Most programmes focusing on sexual reproductive health & rights focus on girls. Young men, aged 15 – 24, are often absent in sexual reproductive health programmes. Health workers struggle to find the right way of approaching this group. As a result: information and advice often end up being provided in a ‘moralising’ way. However, making informed choices about sexual health is a responsibility and right for both women and man, boys and girls. Particularly with regards to HIV and other STI’s.

Kenya and Bangladesh

KIT has teamed up with national researchers and partners to investigate the effectiveness of a new Motivational Intervention (MI+) approach. The project aims to substantially change the way in which health professionals and peer educators engage with young males; and to elicit and strengthen these young males’ motivation for change towards safer sexual behaviour. The intervention is implemented by a consortium led by KIT with BSWS Bangladesh, AMREF Kenya, and the GGD Amsterdam.

In order to understand whether this innovative approach works, a mixed methods quasi-experimental study is undertaken by KIT and national researchers whereby the situation “before” and “after” the introduction of the approach is being compared. The before study, recently carried out in Kenya among 1,120 young males between 15 – 24 years showed some interesting data.

Some results

The large majority of young men become sexually active at an earlier age (15 – 16 years) than is the average in Kenya (17,6 years). Of those being sexual active, about half had two or more sexual, mainly female, partners. Relatively few buy sex from sex workers (5%). The risk perception on HIV among them varies considerably, although it is promising that uptake of HIV Testing and Counselling is high amongst this group.
Knowledge of Sexual Transmitted Infections (STIs) related symptoms is relatively low. The majority of young men also have misconceptions on how to avoid STIs, and believe that if they wash their genitalia with urine or Dettol they can avoid STIs. This, while their use of STI services is problematic, as they tend to come for treatment at a late stage. Only one in five said to always use a condom.
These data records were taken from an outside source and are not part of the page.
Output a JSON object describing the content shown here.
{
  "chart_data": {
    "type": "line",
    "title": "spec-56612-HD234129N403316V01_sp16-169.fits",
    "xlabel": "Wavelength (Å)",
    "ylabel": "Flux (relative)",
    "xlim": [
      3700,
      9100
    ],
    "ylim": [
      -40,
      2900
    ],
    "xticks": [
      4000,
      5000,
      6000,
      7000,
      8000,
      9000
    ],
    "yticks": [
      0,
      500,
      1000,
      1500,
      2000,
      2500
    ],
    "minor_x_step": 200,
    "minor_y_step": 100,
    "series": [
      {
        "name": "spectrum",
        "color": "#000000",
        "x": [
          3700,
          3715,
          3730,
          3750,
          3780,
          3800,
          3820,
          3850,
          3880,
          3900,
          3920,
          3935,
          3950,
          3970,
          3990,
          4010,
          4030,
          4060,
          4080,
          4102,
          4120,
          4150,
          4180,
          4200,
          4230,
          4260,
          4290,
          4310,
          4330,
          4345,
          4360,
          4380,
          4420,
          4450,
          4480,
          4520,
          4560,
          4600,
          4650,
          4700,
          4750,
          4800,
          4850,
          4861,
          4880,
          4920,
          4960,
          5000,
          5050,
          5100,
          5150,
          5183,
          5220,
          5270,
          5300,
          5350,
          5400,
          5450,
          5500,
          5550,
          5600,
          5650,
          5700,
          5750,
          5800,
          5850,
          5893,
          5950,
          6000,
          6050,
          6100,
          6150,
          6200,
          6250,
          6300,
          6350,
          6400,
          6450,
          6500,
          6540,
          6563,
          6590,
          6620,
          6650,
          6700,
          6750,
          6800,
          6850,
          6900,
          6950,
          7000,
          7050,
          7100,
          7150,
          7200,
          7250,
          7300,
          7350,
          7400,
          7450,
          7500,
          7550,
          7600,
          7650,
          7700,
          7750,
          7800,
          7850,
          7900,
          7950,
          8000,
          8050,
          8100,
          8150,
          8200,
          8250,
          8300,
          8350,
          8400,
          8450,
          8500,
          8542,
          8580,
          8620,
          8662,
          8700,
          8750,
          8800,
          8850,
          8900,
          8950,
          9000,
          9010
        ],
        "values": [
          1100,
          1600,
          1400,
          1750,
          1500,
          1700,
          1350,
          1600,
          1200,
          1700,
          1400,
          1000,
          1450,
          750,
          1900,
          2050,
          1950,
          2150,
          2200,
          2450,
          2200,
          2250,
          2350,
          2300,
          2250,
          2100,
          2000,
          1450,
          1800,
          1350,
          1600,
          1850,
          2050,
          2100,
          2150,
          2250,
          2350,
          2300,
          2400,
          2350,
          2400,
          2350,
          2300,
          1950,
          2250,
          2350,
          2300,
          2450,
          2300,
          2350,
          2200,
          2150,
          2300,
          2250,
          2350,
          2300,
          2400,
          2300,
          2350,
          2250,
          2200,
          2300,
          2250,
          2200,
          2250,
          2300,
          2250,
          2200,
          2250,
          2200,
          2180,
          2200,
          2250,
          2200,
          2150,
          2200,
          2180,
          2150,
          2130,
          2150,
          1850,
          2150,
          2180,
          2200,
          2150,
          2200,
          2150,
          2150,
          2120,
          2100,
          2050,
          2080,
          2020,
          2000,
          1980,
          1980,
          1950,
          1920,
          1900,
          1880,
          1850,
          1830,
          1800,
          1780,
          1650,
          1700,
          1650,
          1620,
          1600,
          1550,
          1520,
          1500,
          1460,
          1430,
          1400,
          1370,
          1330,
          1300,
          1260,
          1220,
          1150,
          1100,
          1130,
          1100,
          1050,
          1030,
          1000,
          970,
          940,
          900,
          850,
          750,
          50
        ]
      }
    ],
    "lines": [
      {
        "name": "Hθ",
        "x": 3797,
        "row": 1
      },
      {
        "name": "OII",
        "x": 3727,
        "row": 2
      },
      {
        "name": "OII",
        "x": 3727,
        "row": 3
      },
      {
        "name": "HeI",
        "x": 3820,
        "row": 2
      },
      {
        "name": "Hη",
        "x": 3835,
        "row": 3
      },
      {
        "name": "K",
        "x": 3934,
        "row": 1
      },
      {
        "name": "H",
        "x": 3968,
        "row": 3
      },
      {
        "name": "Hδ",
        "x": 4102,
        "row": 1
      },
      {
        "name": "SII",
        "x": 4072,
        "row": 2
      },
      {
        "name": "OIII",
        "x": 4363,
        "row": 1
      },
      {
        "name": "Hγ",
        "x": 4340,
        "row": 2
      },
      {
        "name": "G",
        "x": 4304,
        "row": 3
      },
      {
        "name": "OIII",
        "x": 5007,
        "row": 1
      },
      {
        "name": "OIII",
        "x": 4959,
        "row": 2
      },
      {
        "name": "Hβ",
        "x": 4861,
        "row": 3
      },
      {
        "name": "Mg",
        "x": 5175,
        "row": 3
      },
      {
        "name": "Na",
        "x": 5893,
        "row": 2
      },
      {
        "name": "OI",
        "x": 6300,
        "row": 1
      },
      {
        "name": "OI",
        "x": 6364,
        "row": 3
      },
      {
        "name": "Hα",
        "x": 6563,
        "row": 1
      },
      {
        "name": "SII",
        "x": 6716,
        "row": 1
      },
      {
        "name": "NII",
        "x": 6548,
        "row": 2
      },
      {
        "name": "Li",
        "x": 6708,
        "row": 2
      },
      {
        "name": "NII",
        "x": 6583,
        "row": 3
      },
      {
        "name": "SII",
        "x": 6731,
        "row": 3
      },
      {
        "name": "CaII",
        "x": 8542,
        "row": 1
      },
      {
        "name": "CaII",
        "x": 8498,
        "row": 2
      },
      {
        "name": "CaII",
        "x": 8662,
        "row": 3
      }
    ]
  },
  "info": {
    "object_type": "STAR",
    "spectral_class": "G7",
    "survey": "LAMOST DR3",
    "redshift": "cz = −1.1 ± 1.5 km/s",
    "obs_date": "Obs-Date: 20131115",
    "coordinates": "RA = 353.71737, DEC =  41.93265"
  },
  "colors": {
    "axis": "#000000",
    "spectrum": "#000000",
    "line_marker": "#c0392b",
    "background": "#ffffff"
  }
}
Adapting the program to fit local needs

The results of the before study confirms the need to address young males in the proposed intervention. KIT and partners are dedicated to thoroughly assess the potential effect of the MI+ program. To monitor the program the before and after evaluations are important to understand whether this innovative approach works. Additionally, KIT and partners have committed themselves to design and change this innovative program when experiences throughout the project call for modification. The results of the before study in Bangladesh are expected soon.